Entonces se tenía conciencia de que «el hombre es incapaz de adquirir ningún grado de perfección espiritual, incluso los grados más modestos y elementales, sin sufrimiento».6 Al permitir que todo un continente pasara por una angustia tan grande como la de la peste negra, la Divina Providencia podría haberle estado presentando un remedio, aunque amargo, para sanar la decadencia que comenzaba y cuyo resultado fueron los desvíos diversos y el perecimiento gradual de una sociedad construida según las enseñanzas evangélicas. La aparición del Renacimiento neopagano era ya inminente…

«La catedral de Reims», de Domenico Quaglio – Museo de Bellas Artes, Leipzig (Alemania)
Quien vivió en aquella época no podría excusarse alegando ignorancia.

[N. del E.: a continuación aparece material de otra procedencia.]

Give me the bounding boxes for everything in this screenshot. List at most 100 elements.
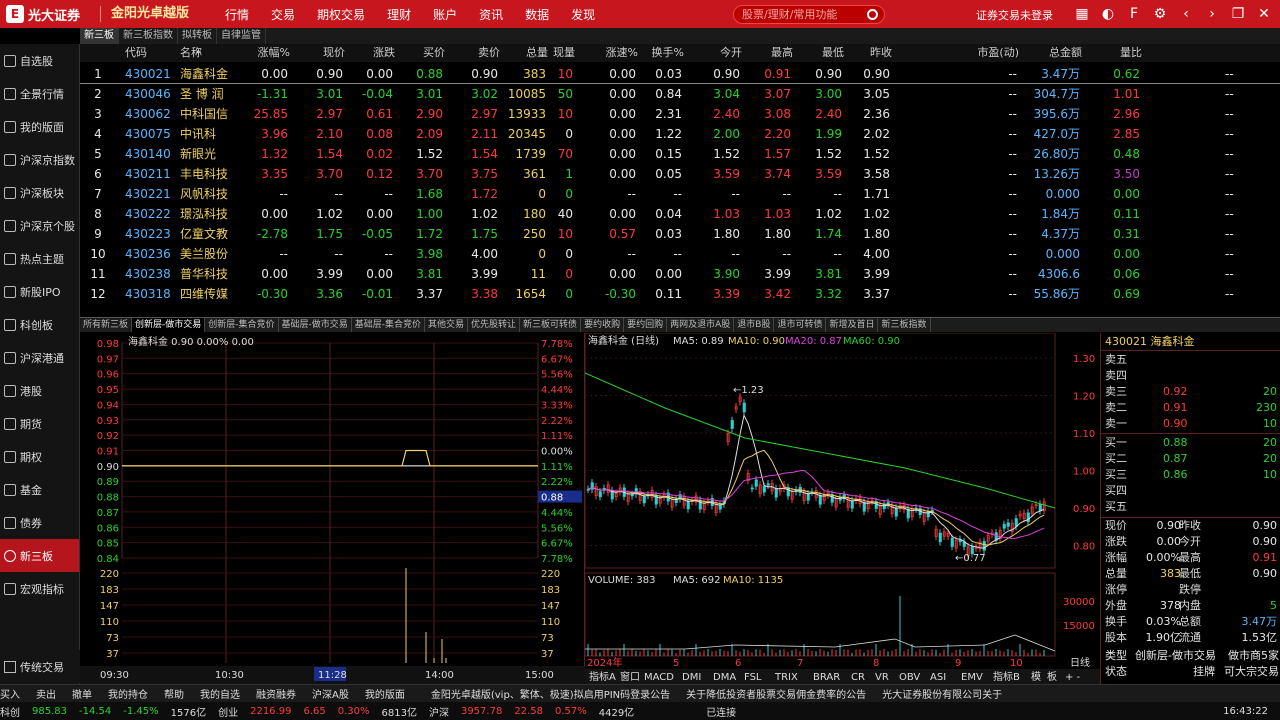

Si no se daba cuenta de la necesidad de un cambio de rumbo, bastaba con detenerse en analizar los fenómenos insólitos que precedieron a la epidemia. Éstos eran heraldos que pregonaban —sin palabras, es cierto, pero muy claramente— los designios de la Providencia ultrajados. Los profetas de calamidades de aquellos tiempos fueron esas calamidades proféticas.
Ahora bien, Dios no ha cambiado y sigue escribiendo como antaño: a través de las líneas y las entre líneas. A nosotros nos corresponde, pues, leer en los acontecimientos los signos de alerta que Él nos envía antes de consumar grandes intervenciones. ¿Cuántos cometas han rasgado ya nuestros cielos del siglo xxi? ¿Cuántas veces la naturaleza no ha parecido mostrarse resentida con el hombre, sea por el agua, por el fuego, por el aire o por las enfermedades? ¿Cuál será la intención divina con estos grandiosos emisarios? ¡Estemos atentos! ◊
Notas
1 Los datos históricos que constan en el presente artículo han sido tomados de las obras: Weiss, Johann Baptist. Historia Universal. Barcelona: La Educación, 1929, t. vii, pp. 383-387; Daniel-Rops, Henri. A Igreja das catedrais e das cruzadas. São Paulo: Quadrante, 1993, pp. 656-665; Bonassie, Pierre. Dicionário de História Medieval. Lisboa: Dom Quixote, 1985, pp. 169-172.
2 Weiss, op. cit., p. 385.
3 Daniel-Rops, op. cit., p. 657.
4 Idem, p. 658.
5 Cf. Bonassie, op. cit., p. 170.
6 Corrêa de Oliveira, Plinio. Conferencia. São Paulo, 16/5/1964.